Installing OpenSolaris/Solaris on a Fasthosts Dedicated Server

By Alasdair Lumsden on 29 Dec 2009

EDIT: Turns out that my server had dodgy wiring with the Eric card. Fasthosts fixed this and then I was able to get into the BIOS to change the boot order, rendering the below post rather unnecessary.

I was recently tasked with installing OpenSolaris on a Fasthosts Dedicated Server. Fasthost Dedicated Servers are cheap and cheerful. I would never put anything important on them, because if the shit hits the fan, you’re own your own. But they are incredibly cheap, so for un-important bits n pieces, they can make sense.

Unfortunately they only come pre-installed with Windows Server, CentOS or Ubuntu. Being a Solaris advocate, the first thing I wanted to do was kablam them with OpenSolaris.

The boxes rather usefully come with Raritan ERIC remote management cards. These remote management cards provide you with:

  • Keyboard, Video and Mouse remote access
  • Remote power management
  • Virtual CD-Rom

So, installing OpenSolaris should be a piece of cake, right? Sadly.. not quite. Fasthosts have either locked down the cards/servers so you can’t go into the BIOS/Alter the boot order, or the Eric KVM cards are deficient in that regard. Regardless of whether I chose PS2 or USB for the Keyboard emulation, pressing F2 or F12 on the BIOS boot screen yielded nothing useful.

Further, I had issues getting the Virtual CD Drive to mount. Rather unfortunately it can only access ISO images via Windows File Sharing. I set up a Samba Server, but the Eric card kept saying “Error accessing image”. It turns out your ISO image has to be in a sub-folder, and the path uses backslashes. So I finally got a CD mounted in the end.

Once I had the ISO Image mounted, I needed to get the server to boot it. Since we can’t change the boot order, I finally got around it by nuking the MBR of the harrdrive.

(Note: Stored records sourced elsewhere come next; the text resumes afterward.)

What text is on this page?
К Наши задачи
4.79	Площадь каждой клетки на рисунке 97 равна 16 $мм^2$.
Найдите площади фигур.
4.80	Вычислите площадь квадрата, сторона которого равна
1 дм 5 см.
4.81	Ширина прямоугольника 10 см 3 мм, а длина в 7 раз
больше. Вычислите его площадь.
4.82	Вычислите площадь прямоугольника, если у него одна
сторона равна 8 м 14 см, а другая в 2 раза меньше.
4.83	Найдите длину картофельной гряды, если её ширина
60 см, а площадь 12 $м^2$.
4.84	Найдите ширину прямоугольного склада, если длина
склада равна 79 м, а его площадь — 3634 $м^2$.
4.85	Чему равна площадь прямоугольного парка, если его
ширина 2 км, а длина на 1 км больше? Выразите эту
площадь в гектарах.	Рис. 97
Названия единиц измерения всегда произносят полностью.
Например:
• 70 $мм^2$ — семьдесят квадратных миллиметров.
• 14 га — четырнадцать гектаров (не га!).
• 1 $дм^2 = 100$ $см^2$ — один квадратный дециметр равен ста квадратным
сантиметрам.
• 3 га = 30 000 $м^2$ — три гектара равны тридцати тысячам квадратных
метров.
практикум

There are actually two harddrives in the Fasthosts box I ordered, so I ran:

# dd if=/dev/zero of=/dev/sda bs=1M count=100
# dd if=/dev/zero of=/dev/sdb bs=1M count=100

I probably only had to do the first 512 bytes, but more doesn’t hurt when you’re wiping the box anyway. Upon rebooting, sure enough, it started booting the OpenSolaris install CD. Magic!